Daniel R. Mandell, Professor of History

Prof. Mandell focuses on early America, Native American history, and the history of American law.  His most recent book The Lost Tradition of Economic Equality in America, 1600-1870 (described here), was published in April 2020 by Johns Hopkins University Press, and has been given the 2021 “Best Book Award” by the Missouri Conference on History.  He used material from chapter 3 to write this commentary for the Washington Post.  This piece in TIME provides a quick glimpse of the book’s ideas and then presents elements of chapter 9.  This short summary of the book in The Conversation has been republished in various newspapers, and this short blog entry describes why he wrote the book.  You can see three talks about the book: a “Fireside Chat” in Nov 2021 sponsored by the Library Company of Philadelphia, here; and a talk in Oct 2020 sponsored by the American Antiquarian Society, here; and a book webinar sponsored by the Mass. Historical Society in May 2020 here.  You can also listen to a podcast interview on the book that he did with the Rogue Historian here.

E-Mail:  dmandell@truman.edu
Mailing Address:
Daniel Mandell
24 Zenith Drive
Worcester, MA 01602
In 2018-2019, Prof. Mandell was Distinguished Research Fellow at the Kinder Institute on Constitutional Democracy at the University of Missouri, beginning a study of the evolving conundrum between individual and collective rights in the U.S. highlighted by the evolution of Native American policies and laws.

In 2016, Prof. Mandell received the award for Distinguished Literary Achievement from the Missouri Humanities Council in recognition of his many publications on Native Americans in New England between 1600 and 1900.  King Philip’s War: Colonial Expansion, Native Resistance, and the End of Indian Sovereignty (Johns Hopkins University Press, 2010), written for general readers and college survey classes, was named an “Outstanding Academic Title” by the American Library Association’s Choice magazine.  Tribe, Race, History: Native Americans in Southern New England, 1780-1880 (Johns Hopkins University Press, 2008), was given the inaugural Lawrence Levine Award in 2008 by the Organization of American Historians for the best book on American cultural history.  He has also written King Philip’s War: The Conflict Over New England  (Chelsea House Publications, 2007); the Northern and Western New England Treaties and Southern New England Treaties volumes (nos. 19 and 20) in the series Early American Indian Documents: Treaties and Laws (University Press of America, 2003); and Behind the Frontier: Indians in Eighteenth-Century Eastern Massachusetts (University of Nebraska Press, 1996).  Prof. Mandell has also published various articles in edited collections, encyclopedias, and journals including the Journal of American History and the William and Mary Quarterly.

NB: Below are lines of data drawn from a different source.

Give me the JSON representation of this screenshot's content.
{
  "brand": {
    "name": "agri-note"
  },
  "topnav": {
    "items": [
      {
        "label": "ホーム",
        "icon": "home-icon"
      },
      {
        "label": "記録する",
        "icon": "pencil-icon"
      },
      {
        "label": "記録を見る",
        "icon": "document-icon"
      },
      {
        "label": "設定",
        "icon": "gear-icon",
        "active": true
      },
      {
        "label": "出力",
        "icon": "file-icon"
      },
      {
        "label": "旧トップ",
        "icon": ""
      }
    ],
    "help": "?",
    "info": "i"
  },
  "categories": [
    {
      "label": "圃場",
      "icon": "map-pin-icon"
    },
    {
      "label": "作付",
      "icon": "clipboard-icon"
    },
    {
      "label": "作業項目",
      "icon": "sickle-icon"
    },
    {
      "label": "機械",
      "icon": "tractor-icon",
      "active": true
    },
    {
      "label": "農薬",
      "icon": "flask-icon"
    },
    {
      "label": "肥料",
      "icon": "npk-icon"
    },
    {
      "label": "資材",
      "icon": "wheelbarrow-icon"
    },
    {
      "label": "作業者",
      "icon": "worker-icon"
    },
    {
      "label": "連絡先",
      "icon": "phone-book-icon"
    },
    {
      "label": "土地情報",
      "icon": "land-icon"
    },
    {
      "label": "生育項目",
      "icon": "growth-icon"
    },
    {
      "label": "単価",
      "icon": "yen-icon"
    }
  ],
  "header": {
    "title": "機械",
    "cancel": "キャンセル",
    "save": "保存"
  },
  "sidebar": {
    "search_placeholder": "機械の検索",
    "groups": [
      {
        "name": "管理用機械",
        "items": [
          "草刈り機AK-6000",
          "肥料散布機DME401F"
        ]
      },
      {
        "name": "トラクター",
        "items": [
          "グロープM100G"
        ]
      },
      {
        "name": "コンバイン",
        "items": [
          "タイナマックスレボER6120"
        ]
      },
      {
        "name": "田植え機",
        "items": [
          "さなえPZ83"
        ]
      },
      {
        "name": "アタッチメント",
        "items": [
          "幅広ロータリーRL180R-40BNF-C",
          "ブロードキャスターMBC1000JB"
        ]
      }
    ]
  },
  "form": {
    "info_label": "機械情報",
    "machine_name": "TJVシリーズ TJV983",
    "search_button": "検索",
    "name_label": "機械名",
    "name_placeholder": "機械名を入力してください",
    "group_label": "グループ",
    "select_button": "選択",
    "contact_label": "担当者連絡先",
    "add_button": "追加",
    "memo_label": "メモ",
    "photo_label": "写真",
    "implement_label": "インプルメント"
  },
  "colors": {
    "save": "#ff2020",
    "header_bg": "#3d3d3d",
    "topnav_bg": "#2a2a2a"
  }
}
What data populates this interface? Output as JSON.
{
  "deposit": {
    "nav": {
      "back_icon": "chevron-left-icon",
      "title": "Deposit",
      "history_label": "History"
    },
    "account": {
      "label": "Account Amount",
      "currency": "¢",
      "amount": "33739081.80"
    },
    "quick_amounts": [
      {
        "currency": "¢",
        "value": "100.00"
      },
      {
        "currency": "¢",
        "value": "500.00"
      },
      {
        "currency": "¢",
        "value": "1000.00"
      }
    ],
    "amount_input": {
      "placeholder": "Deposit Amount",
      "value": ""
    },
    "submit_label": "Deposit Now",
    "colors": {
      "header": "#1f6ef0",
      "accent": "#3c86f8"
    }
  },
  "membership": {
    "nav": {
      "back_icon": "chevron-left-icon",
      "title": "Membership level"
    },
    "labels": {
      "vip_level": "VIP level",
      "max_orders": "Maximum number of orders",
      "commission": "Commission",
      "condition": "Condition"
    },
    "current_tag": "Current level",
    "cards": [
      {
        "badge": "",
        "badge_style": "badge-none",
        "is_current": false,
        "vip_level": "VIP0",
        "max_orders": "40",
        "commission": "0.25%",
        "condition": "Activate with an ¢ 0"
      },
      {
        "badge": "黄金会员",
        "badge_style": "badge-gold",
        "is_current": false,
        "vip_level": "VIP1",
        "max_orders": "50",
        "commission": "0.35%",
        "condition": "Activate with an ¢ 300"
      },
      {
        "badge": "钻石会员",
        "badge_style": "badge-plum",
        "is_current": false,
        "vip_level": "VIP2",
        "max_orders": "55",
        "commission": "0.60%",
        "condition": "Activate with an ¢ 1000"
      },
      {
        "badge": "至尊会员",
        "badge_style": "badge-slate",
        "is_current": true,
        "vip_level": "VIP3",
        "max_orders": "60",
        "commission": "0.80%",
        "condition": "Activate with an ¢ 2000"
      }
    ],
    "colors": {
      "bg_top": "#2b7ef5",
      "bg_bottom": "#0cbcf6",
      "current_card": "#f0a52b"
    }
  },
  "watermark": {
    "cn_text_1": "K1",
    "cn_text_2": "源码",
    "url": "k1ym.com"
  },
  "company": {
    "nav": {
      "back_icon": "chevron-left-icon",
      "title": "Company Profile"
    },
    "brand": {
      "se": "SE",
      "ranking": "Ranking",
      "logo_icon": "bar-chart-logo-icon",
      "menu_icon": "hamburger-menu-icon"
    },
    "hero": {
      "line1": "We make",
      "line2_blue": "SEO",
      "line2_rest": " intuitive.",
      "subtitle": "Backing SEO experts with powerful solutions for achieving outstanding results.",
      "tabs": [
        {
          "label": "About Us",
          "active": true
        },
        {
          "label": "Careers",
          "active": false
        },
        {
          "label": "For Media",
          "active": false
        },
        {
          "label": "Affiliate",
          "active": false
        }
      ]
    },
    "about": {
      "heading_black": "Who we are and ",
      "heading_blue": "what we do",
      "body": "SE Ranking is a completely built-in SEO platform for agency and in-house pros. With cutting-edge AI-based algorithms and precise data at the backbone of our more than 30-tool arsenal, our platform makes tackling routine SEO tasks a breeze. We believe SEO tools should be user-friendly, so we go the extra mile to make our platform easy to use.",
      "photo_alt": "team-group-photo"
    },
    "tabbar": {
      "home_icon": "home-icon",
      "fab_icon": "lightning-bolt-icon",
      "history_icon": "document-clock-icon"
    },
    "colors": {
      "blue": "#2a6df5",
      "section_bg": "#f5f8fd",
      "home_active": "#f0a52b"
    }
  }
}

Mandell received his doctorate and masters degrees in History from the University of Virginia.  He also received a masters degree in Urban and Environmental Policy from Tufts University and a bachelors degree in History from Humboldt State University, California.  He has received research fellowships from the National Endowment for the Humanities, Truman State University, the Massachusetts Historical Society, the Library Company of Philadelphia, American Antiquarian Society, Old Sturbridge Village, the National Trust for Historic Preservation, and the U.S. Environmental Protection Agency; he has also been a short-term research fellow at the Princeton Institute for Advanced Study.  He is an elected member of: the American Antiquarian Society, a scholarly society and research library over 200 years old that holds the largest collection of materials printed in North America through 1876; the Massachusetts Historical Society, the oldest historical preservation and research society in the United States; and the Colonial Society of Massachusetts.